If you really insist of being hyper-specific, and need the writer's unstated implications spelled out to you...come on. I know you guys are smarter and sharper than that.

Yes, 4E could be seen to ruin many people's D&D, from all of the many specific systemic critiques, to the more generalised:

(1) The continuous history of the game progressing through various similar *editions*--has now taken a radical departure. This vast transformation of not merely some rules clean-up, and modification, but rather sweeping changes to the whole foundational *system* makes many people feel that it is unconnected with the previous editions of the game, and it feels so hugely different, that it no longer feels like D&D to them.

(2) Discontinuation of future products for the edition they are currently playing; It's a general principle that when a particular game ceases to have main-line, *official* game support, the particular game essentially becomes marginalised, and withers in the general consciousness, and extending accessibility to other gamers. This reality can, for many--make it very difficult if not impossible, to run any future campaigns with anyone other than their specific current group.

(3) With the aforementioned dynamics, one's current library of vast 3E products then become in a sense *obselete* and dated, essentially limiting their use to such *retro* games. Only people interested in playing in such a *discontinued* and unsupported game, will now allow full use of such material. I'm perplexed at how to explain this precisely, but it becomes a sort of "closed loop" creatively for future campaign miliues.

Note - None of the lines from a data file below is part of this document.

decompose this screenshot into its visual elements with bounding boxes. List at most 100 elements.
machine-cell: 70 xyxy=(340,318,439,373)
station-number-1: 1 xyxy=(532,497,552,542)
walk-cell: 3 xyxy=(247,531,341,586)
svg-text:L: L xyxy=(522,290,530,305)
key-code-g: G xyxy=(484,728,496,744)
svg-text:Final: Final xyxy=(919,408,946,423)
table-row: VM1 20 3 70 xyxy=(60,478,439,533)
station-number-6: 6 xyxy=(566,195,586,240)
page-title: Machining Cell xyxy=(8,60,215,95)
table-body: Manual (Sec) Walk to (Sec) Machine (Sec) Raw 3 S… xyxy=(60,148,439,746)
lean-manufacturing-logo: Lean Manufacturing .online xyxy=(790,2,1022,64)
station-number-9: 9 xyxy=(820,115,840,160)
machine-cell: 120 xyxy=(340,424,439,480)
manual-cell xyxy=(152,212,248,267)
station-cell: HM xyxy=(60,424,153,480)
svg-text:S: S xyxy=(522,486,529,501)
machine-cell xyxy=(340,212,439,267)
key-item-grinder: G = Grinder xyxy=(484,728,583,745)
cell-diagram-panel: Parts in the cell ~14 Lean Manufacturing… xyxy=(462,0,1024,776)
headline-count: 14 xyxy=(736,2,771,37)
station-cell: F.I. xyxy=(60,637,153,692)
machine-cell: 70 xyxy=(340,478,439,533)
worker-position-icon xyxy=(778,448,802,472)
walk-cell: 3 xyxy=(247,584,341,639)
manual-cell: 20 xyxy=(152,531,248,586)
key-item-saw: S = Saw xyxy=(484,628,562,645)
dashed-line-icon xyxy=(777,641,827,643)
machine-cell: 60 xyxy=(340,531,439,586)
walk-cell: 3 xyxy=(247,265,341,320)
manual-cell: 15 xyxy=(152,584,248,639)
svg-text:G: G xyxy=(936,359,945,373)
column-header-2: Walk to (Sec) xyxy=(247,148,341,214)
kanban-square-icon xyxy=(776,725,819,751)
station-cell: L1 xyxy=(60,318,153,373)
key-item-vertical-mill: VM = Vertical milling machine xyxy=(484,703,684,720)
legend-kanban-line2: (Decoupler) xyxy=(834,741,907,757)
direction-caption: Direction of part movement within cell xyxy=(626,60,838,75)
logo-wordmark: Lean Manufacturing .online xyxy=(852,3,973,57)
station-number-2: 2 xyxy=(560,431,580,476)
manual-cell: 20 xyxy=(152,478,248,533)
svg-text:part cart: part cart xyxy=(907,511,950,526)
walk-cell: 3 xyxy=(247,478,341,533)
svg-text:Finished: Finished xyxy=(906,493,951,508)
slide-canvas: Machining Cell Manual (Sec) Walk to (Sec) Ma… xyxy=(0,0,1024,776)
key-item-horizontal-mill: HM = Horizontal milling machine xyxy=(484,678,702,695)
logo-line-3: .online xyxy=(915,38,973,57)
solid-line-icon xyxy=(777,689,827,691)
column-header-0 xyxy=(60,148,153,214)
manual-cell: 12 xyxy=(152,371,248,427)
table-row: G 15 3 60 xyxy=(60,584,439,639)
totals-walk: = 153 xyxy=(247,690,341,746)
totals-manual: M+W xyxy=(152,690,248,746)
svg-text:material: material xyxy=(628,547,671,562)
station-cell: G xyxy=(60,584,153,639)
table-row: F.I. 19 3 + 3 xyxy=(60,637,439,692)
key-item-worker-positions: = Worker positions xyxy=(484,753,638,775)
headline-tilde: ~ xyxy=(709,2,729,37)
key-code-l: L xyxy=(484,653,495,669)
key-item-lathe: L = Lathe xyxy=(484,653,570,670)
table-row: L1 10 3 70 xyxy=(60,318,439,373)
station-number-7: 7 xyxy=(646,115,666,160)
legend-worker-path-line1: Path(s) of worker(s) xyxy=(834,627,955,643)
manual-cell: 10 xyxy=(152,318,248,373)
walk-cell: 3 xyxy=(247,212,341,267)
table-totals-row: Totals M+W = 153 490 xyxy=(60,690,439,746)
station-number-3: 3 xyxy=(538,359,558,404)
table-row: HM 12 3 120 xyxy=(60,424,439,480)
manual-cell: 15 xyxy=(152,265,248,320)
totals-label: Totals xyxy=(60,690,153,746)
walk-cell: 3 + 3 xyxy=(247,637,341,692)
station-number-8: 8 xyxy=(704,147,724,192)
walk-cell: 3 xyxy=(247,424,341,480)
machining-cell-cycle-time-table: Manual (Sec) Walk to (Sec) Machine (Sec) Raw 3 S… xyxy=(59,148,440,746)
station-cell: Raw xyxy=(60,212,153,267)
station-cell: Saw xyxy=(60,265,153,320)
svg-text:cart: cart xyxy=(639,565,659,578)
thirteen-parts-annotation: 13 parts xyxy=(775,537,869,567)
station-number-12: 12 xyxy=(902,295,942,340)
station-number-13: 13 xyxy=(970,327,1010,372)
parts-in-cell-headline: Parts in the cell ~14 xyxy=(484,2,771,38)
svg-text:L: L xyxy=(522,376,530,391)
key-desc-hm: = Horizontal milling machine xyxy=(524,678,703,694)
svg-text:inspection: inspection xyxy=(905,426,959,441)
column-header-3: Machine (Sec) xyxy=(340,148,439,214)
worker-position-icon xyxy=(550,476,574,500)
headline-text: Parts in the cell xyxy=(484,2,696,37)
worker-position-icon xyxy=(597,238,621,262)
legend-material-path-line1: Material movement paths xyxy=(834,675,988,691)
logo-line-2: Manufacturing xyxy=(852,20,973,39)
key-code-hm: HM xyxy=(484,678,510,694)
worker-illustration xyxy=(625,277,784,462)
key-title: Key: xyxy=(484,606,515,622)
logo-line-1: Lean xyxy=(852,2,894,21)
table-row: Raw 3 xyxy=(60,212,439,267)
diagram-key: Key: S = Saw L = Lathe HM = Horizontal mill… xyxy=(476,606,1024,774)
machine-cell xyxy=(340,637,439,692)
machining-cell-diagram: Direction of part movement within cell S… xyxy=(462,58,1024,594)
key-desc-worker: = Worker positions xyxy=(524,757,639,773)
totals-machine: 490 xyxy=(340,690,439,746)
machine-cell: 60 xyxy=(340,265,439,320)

I hope this clarifies and helps a bit. Personally, I really like 3x, and I am still running 3.5 campaigns. I am enthusiastic about 4E, and am researching it for future adoption at a later date, as I deem appropriate.

Semper Fidelis,

SHARK
 

Your experience matches mine pretty much exactly. Good first post, by the way!

Ken

It is interesting that I stumbled on this thread. I think my sig says it well enough for me.
I remember getting the red box D&D as a kid and rapldly moving to AD&D 1E. It felt great. 1E in my mind was far superior to Basic D&D. (This thought would change a bit with the later Basic line expansions. :angel: ) When 2E came out I was all for it at first except that most of my 1E fun was initially absent. No demons or devils to vanquish. :rant: (Hey, when your fav char is a paladin that hurts more than u think!) High level rules were non-existant or poorly conceived. By the time TSR collapsed my group was hardly playing D&D at all. We drifted away to play Vampire or Ars Magica. It was pretty sad actually. Both Vamp & Ars were great games but the problem with them was that they didn't really inspire great heroism like D&D used to.
3E saved my gaming group! The rules were interesting and different. It was not just a rehash of the old. My group played the heck out of the monsters that were included in the back cover of the PHB on its release because the monster manual was a month away! It was great fun and everyone got the chance to try different classes.
I have been so disappointed with 4E. I feel that it was conjured up by corporate hacks to market to the masses. I feel that some of the old kindred rivals from my vampire games have come around looking for payback. I just feel uninspired. How could Mike Mearls think up a great game like Iron Heroes and then drudge up 4E. Was he behind the concept of the 4E wizard? The one letdown of Iron Heroes was the spellcaster class which Mike even admitted was an afterthought that was rushed into the game at the last minute.
If I am rambling, I apologize. I just feel that D&D is in the hands of "the man" and that it is meant to be dumbed down and sanatized for mass consumption like some cheap beer. I dunno. maybe I am just not relevant on the gaming perspective anymore. That could be the case as well....:.-(
 

obsolescence

Oh, and SHARK,

You're right.. the obsolescence of 3.X is what I fear... I played RuneQuest throughout the 90s when it was more or less not a supported system, and it was difficult to get players, to say the least.

My hope for 3.X is that either

1) Pathfinder will be good enough to carry the torch

or

2) the continued existence of the online SRD will make the fact that 3.X is no longer supported by WoTC less significant.

I certainly have enough 3.X stuff to play for years...definitely until 5E comes out!